Nesse jardim, eu pequenino contemplei bem de perto a terra, eu terra, os insetos, as flores e percebi que de todos os seres viventes do mundo, eu era o menor.
Isso me fez grande.

quinta-feira, 6 de dezembro de 2012

A dor do verso


Quero um poema ingrato que me doa
em verso assim sem ritmo que edifica.

Eu finjo uma dor típica de verso
Uma dor lírica que me convém.

Esse poema é triste e me magoa
mas também me transcende e premedita.

Quero um poema simples, mas diverso
de uma dor rica em soberba e desdém.

domingo, 2 de dezembro de 2012

Verbo Ser

É sol é lua
Verbo Ser no espaço
Verbo Ser entre os astros.

É sol é lua
Madrugada nua
Verbo Ser miniatura
Qual menino de rua
Que caminha, sangra e sua
Na esperança de viver.

Verbo Ser não tem razão
É verbo de ligação
Liga a terra ao céu
E o teu nome ao coração.

Verbo Ser é estrela
Acende a noite dos namorados
E os torna um só entrelaçados
Num céu de gozo e prazeres alados.

quarta-feira, 25 de julho de 2012

Matéria ou um ser que ainda não é

Matéria ou um ser que ainda não é.

Um sonho que tive:
era um eu em formação.

Na verdade, ainda não era um eu.
Era um processo, uma formação mesmo.
Metamorfose de não sei o quê, que nunca chegava plena à sua completude,
nunca chegava a ser.

Eu não falava e não via.
Meus olhos ainda não haviam tomado proporções para coisa.
Nada fazia sentido e, por isso, eu tudo sentia.

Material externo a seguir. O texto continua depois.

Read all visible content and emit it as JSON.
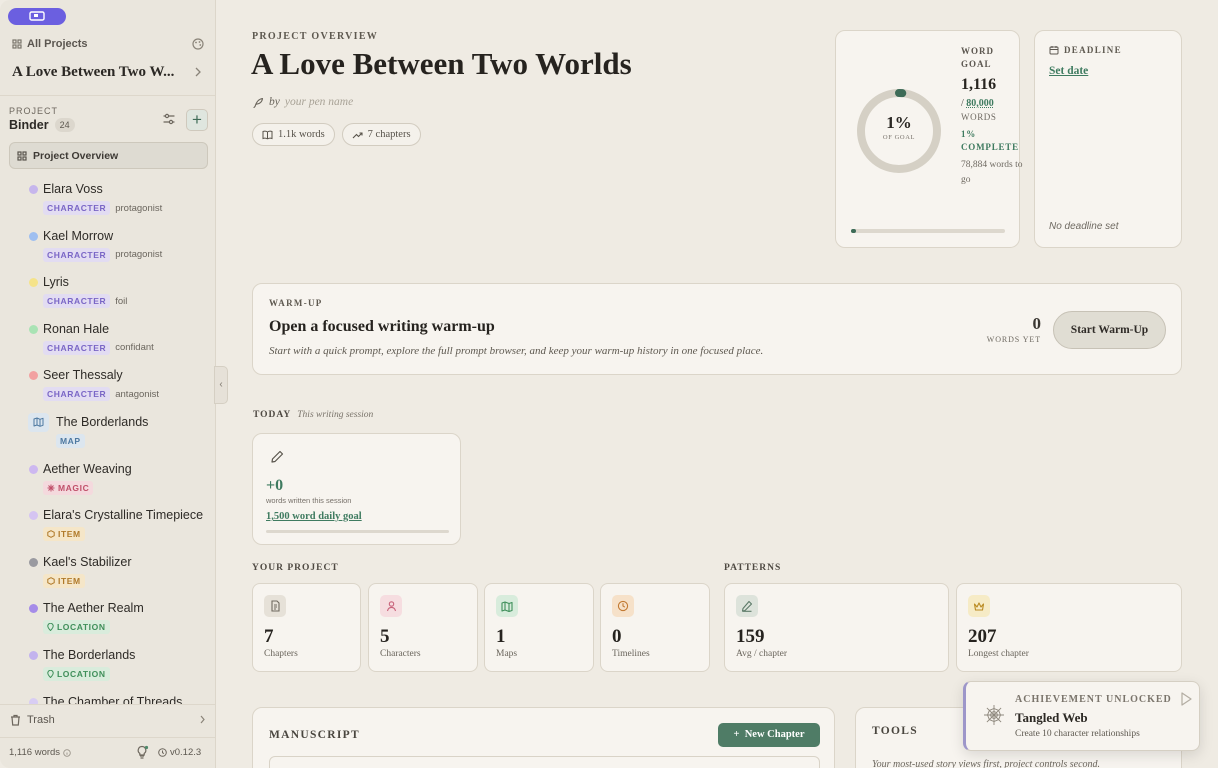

Estranho sentir que nada faz sentido.
Porém eu sentia.

Meus braços com dificuldade já se estendiam e minhas mãos trêmulas pegavam palavras ocupadas de céu com lágrimas de sol,
mas a esperança, crisálida que desabrochava no meu ventre, ela mesma, escapava úmida entre meus dedos.

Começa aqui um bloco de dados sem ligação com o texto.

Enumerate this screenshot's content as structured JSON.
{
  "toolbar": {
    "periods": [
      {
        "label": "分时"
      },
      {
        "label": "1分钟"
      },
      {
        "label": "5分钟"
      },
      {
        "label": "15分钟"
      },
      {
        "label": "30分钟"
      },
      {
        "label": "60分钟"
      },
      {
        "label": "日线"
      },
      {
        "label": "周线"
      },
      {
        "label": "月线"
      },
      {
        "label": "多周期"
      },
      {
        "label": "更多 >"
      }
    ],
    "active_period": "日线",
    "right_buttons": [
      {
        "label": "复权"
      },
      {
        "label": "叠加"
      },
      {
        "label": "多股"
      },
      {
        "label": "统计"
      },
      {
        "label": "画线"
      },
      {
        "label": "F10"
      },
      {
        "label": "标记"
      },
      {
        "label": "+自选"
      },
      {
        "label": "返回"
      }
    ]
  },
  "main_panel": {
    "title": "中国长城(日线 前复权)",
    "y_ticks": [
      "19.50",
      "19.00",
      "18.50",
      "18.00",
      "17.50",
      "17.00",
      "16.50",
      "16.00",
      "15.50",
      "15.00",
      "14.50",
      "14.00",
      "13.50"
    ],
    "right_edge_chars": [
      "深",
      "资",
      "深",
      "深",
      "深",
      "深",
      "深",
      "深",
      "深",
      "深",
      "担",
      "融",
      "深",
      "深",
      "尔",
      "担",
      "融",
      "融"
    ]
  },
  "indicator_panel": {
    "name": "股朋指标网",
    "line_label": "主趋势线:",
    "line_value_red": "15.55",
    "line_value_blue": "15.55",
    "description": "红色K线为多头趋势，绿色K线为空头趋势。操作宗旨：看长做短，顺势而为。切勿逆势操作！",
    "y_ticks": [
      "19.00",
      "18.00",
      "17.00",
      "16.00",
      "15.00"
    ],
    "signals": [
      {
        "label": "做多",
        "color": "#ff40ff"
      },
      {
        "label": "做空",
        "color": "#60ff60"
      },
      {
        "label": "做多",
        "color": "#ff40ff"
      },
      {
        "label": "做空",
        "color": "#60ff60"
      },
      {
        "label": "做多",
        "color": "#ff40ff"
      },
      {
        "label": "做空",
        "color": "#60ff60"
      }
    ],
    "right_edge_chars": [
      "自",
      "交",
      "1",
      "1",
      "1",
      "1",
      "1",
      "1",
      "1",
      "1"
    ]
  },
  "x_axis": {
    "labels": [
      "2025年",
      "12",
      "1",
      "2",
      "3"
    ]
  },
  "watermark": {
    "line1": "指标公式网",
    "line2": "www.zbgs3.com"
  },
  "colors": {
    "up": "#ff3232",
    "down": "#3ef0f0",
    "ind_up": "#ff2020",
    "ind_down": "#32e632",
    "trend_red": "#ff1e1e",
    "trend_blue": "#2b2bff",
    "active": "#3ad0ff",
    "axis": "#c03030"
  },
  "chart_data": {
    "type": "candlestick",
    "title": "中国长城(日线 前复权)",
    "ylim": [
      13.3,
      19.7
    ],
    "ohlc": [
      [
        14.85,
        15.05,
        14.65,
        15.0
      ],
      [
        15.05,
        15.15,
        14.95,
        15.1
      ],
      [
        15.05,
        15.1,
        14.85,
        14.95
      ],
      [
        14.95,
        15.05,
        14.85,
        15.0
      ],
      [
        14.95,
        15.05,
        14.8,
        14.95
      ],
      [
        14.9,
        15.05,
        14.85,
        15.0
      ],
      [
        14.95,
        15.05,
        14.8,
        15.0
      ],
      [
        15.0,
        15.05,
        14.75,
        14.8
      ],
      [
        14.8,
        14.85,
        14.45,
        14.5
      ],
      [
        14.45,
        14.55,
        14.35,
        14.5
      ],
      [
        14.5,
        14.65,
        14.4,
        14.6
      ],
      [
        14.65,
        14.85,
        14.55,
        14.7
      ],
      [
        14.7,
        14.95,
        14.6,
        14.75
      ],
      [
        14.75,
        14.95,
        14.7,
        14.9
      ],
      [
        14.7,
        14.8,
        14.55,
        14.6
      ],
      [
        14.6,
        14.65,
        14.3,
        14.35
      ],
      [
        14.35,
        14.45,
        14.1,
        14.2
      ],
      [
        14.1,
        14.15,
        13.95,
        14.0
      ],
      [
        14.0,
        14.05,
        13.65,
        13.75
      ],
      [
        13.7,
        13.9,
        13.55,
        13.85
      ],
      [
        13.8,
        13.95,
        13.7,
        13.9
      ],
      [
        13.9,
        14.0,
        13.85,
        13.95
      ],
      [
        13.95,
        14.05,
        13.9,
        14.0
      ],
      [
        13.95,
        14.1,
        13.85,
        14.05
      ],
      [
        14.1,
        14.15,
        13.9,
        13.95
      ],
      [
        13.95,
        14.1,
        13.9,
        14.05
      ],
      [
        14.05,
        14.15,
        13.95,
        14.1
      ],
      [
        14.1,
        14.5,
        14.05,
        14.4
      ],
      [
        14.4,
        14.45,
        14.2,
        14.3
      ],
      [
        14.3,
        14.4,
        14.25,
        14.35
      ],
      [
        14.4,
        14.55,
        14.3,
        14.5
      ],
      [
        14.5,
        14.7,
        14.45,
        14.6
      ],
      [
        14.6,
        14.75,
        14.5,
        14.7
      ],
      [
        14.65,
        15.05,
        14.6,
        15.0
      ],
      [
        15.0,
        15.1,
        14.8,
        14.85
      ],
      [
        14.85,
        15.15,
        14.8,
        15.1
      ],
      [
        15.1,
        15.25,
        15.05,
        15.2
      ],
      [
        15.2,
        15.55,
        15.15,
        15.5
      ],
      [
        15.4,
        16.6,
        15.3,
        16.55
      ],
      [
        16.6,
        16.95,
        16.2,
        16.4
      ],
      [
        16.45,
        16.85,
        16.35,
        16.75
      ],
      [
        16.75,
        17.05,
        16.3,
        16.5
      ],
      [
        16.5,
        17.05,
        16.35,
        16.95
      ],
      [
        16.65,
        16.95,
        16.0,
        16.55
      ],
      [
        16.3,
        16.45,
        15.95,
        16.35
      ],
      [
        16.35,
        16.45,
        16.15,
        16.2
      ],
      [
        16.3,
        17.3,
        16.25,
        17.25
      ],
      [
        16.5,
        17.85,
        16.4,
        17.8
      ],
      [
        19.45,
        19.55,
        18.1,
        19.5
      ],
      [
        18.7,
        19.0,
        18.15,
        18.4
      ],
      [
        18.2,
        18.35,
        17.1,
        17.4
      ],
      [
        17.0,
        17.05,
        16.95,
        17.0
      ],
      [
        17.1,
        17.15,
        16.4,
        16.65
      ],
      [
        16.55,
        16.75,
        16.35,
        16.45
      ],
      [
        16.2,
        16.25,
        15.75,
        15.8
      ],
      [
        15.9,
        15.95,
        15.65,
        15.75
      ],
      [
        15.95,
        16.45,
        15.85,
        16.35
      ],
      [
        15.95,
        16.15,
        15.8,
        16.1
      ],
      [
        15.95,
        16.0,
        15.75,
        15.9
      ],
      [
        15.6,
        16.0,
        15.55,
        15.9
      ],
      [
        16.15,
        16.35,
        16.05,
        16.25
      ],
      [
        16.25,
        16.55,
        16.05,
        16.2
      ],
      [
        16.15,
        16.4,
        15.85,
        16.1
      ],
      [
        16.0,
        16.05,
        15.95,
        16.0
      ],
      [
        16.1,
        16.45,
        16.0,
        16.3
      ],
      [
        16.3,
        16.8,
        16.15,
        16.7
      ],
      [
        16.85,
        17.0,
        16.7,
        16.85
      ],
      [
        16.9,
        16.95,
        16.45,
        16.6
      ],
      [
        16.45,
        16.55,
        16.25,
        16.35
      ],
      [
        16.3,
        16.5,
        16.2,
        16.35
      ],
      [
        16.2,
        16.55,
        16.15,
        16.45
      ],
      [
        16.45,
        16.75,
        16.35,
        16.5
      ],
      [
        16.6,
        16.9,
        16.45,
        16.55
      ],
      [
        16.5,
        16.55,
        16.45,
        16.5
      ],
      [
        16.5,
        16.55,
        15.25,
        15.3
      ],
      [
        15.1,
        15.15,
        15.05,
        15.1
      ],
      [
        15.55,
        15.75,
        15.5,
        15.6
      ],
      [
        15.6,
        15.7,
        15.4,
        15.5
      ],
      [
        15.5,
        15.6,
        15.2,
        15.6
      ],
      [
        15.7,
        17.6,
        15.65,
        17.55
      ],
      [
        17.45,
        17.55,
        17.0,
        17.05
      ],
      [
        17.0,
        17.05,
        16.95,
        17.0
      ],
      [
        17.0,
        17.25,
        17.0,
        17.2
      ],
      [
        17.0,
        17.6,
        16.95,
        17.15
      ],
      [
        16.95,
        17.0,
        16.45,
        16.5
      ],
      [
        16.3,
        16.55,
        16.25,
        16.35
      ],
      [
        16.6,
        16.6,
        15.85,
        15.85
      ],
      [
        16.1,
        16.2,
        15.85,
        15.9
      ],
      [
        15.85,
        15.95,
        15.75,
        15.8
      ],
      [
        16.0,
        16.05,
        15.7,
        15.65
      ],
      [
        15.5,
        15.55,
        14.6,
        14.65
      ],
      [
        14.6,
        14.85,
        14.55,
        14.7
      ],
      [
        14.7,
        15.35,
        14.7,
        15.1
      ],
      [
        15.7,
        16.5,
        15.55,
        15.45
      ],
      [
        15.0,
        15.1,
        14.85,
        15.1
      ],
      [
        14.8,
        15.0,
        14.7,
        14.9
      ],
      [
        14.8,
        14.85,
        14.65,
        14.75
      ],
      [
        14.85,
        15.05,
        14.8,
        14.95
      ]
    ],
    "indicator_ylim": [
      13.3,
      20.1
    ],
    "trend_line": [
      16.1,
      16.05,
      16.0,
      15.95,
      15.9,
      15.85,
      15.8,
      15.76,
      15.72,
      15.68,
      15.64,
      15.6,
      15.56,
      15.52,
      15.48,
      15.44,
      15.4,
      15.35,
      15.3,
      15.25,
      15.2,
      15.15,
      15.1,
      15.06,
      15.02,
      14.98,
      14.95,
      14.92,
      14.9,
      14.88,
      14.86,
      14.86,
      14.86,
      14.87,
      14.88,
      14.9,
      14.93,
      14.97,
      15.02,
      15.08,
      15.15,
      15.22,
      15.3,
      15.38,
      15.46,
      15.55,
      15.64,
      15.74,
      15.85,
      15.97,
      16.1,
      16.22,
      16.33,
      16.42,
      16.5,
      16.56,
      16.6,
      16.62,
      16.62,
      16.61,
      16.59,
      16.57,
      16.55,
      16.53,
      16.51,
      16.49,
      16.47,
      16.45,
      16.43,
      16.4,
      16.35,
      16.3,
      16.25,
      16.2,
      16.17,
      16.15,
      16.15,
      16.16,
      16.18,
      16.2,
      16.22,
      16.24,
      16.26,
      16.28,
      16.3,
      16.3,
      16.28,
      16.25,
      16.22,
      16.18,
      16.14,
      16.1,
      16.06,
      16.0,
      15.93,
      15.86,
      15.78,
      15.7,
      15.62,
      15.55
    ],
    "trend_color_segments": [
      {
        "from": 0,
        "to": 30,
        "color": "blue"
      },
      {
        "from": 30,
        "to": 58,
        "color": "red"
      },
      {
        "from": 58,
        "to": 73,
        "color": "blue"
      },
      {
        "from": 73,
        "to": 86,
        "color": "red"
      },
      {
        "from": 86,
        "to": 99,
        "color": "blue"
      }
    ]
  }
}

Ainda não tinha certeza se a formação disforme desse eu era mesmo de mim.
Eu não sabia o que era ser. Eu estava apenas sendo.
Havia medo durante o processo.
Mas medo de quê?
Sendo incompleto, a matéria do eu era incapaz de decifrar ao certo as sensações.
Porém eu sentia.

Sentimento ali era apenas um pretexto inútil para ser.
Já a sensação, esta sim me lançava num universo onde espaço e tempo se confundiam e me faziam ter consciência de que para passar para o próximo estágio da formação era preciso o grito.
O grito do alívio e do desespero.
O grito que liberta.

E como gritar sem ainda haver uma boca formada?
Eu nem sabia ainda o que era a boca.
Mas o grito em mim era muito mais do que uma forte emissão de som.
Era um empurrão, uma energia que me saía inclusive pelos poros.
O apelo me sangrava pelo corpo
e assim eu me libertava,
assim eu ia me tornando.

Posso dizer que toda a minha vida se passou ali, no processo.
Depois veio a morte da semente.

Nessa hora, comecei a não sentir algumas partes do meu corpo em formação quando súbito me deparo com um abismo à minha frente.


Queda.


Acordei num salto e vi que dormia em cima de um dos braços.